Ideal Objects: Is there such a thing as an Ideal Functionality with persistent memory?

de flag

In general, proofs of security for secure Multiparty Computation are based on Ideal Functionalities. For instance, see Definition 4.1 of this Simulator tutorial.

However, in a regular program in an object-oriented programming language, one deals not only with functions but with objects. Objects have functions, but also have some persistent memory.

It is possible to implement MPC objects. For instance this paper implements oblivious (i.e. MPC) arrays, dictionaries and priority queues. In these memory is persisted in a secret-shared manner which is accessed for future queries.

However, it seems that formalism for these objects is lacking. Intuitively, an MPC object should not reveal any more information than calls to some Ideal Object, which returns only (secret-shares of) the results to (secret-shared) queries on the object. Describing an Ideal Object as a sequences of calls to Ideal Functionalities does not work, because in-between the parties get correlated shares of data-structures, and so the functionalities have to be defined in reference to whatever data structure is used, rather than just in terms of the desired properties of the object.
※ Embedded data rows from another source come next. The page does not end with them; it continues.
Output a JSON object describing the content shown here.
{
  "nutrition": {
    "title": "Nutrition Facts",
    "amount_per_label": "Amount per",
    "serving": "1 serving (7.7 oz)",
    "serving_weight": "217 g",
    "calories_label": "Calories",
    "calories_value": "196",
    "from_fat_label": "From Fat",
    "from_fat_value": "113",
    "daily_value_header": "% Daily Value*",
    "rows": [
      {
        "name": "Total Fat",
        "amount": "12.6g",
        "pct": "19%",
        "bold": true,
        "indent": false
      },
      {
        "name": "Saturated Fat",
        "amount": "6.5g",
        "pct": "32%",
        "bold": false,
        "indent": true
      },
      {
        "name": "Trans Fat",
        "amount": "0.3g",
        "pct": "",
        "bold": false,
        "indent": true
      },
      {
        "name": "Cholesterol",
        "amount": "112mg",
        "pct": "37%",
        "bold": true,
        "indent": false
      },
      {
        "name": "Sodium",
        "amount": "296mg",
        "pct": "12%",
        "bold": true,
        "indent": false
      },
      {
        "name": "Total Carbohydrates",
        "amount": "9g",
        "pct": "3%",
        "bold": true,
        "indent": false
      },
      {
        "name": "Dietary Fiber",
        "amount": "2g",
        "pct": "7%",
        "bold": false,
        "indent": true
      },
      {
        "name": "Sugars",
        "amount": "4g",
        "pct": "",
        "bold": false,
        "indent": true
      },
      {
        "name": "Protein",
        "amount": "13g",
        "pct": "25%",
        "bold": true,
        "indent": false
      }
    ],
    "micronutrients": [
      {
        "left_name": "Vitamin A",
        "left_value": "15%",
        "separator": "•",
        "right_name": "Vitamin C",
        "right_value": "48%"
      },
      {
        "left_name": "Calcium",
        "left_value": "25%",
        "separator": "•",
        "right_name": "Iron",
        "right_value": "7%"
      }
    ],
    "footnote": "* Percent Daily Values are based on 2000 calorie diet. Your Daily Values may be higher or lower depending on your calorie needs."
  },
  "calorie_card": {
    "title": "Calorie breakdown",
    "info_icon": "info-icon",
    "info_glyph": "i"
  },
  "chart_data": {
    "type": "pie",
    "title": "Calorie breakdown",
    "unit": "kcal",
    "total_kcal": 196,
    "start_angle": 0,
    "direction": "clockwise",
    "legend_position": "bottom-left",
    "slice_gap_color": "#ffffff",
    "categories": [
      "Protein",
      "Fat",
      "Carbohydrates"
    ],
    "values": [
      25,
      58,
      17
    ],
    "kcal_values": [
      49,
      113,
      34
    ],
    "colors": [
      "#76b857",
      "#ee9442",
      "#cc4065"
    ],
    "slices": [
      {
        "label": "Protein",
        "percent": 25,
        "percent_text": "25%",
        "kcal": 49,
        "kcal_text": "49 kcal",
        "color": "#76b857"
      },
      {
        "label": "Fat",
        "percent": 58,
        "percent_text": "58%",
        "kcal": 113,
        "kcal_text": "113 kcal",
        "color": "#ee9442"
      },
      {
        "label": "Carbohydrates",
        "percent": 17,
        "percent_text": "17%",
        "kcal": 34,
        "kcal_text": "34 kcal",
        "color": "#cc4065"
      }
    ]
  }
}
Is there any formalism in the literature for how to prove security of MPC objects?

us flag

The term you're looking for is called reactive. A reactive functionality receives inputs and gives outputs over many rounds. In between rounds, it maintains a private internal state. The usual MPC frameworks like UC already support reactive functionalities, so there is nothing special you need to do to use them.
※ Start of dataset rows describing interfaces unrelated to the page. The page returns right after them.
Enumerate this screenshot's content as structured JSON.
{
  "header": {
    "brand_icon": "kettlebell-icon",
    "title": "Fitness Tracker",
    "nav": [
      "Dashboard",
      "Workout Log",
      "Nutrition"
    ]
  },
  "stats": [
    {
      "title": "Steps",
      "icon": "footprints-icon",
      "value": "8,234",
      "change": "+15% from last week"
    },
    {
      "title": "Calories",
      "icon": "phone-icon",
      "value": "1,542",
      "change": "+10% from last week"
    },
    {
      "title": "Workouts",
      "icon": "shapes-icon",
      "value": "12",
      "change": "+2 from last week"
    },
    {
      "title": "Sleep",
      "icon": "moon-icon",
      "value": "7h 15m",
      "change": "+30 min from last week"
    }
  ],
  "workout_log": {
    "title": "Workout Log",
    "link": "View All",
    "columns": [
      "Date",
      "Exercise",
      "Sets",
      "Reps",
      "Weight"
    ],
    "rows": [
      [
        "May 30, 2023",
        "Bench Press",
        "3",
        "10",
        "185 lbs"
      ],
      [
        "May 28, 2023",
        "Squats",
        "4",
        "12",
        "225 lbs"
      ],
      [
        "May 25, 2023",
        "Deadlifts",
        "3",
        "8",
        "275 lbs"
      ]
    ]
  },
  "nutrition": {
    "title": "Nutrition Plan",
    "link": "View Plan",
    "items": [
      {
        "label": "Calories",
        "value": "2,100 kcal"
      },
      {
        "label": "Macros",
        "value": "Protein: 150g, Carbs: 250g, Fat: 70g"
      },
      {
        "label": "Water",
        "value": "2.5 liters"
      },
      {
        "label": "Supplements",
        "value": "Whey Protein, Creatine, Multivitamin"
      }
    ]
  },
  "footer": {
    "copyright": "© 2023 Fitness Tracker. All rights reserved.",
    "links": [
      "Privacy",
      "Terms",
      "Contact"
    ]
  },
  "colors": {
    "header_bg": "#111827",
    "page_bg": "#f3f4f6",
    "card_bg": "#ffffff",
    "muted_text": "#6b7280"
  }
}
  • The commitment functionality is a standard primitive, and often called a "cryptographic locked box." In the commit phase, the sender provides a secret value to the functionality; in a later reveal phase, the sender allows the receiver to learn that secret value. Between these phases the functionality stores the secret value in its private state.

  • The arithmetic black box (ABB) was introduced here. It is a useful abstraction for defining many MPC protocols. The ABB functionality allows parties to initialize variables and then blindly perform operations on them. The functionality is usually achieved by using some kind of secret sharing protocol, but the functionality's specification only talks about an ideal collection of variables and operations on them.